Star Trek Monthly (#20)
 
October 1996
Eye Of The Hurricane
Interview by Lou Anders

 "I think we have a uniformly gifted company of actors, but we have yet to find our theme," says Kate Mulgrew (Captain Kathryn Janeway), speaking rather frankly about the strengths and weaknesses of Star Trek: Voyager. "I would say the exploration of science will be the winning ticket here. There should be a level of unpredictability and mystery and suspense. We need to take it one step further and make space so delicious, so provocative, so interesting to people who don't even regard themselves as interested in space, to make it a bit like we all felt when the first astronauts walked on the moon."

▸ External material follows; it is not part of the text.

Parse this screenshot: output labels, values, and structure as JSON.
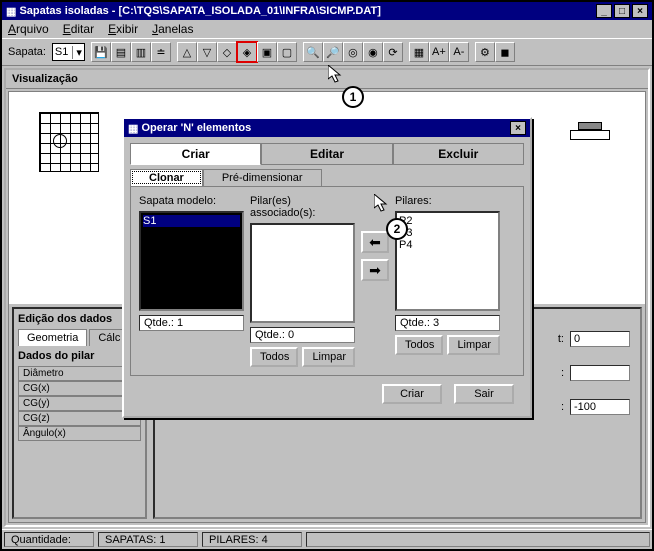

 Mulgrew says that Star Trek: Voyager's third season is an important one. "I feel that it's a watershed year, I'll tell you that. I think changes are necessary this year, and this year we must see them."
 
 For her own part, Mulgrew plans to take her character to hitherto unseen levels. "I want to take some real risks with her. I mean that as an actress, not as a character. I want to take her much, much deeper. I want to find a level of composure in this captain that will be a big surprise. Composure and, I would say, deadly courage, out of which will come her ability to act quickly and astutely under circumstances that would make grown men cry.

 "She has to be the eye of the hurricane: and around me I would like to see, for lack of a better word, the passion of my colleagues brought to the fore. We have a superb actress in Roxann Dawson, for instance. She's half-Klingon. I really want to see that Klingon. I want to see that Klingon. Let's see the Maquis in Chakotay. What would happen if he countermanded my orders for some reason? Let's see it. These dynamics must now be exposed to the audience. The audience deserves them, and they need them now. These dynamics will act as the yeast."

 The captain is the most important role on a Star Trek series. It also seems to be the role for which the writers have the hardest time finding a voice. In both Star Trek: The Next Generation and Star Trek: Deep Space Nine, it wasn't until the third season that they really started letting the captain off the bridge. "I'd like to see much more physical bravery," says Mulgrew. " She's an active verb, Janeway. She's not sedentary in any way. Her control notwithstanding on the bridge, which is imperative to the success of the ship, her instinct is to go with the away team, to be the first to confront the alien species, to be the first in the melee.”

 “I see her at a fast clip, this woman. She moves quickly. She laughs a lot, which we haven't seen. I want to see more of that laughter, and I want to see more of her interior life, which we haven't seen. Her love of Opera. Her relationship with the Doctor should be explored. Her relationship with Chakotay, who of them all is the one she would lean on most. This is not the Janeway show. This is not the Doctor show. This is a show about nine people. We must care about them all equally. In order to care about them, we have to know who they are. The only way to know who they are is to see them in their relationships with other people."

 Mulgrew contends, and she believes that the entire creative team at Star Trek agrees, that in order to bring out the potential of all these relationships the crew needs to face adversity together on a hitherto unseen level. "The stakes have to be raised. We need now to encounter enemies of such ferocity, enemies who in fact are quite lethal and frightening. Enemies that you would watch and say, 'Oh, boy, how are they going to get out of this one?' I don't think the Kazon hit the bill. I think that they [the writers] are really going to try to find a species or two who will knock us out. I don't think we've really seen an alien leader of such insidiousness that it would make Janeway herself really pale. We need to see that. And the laughter among the crew. The human frailty among the crew. That’s what draws an audience. Isn’t somebody going to fall in love? Isn’t somebody going to fall down?

 “Somebody should slip on the banana peel. Somebody should cry. Somebody should laugh. Somebody should dance. I mean, all that has to happen.”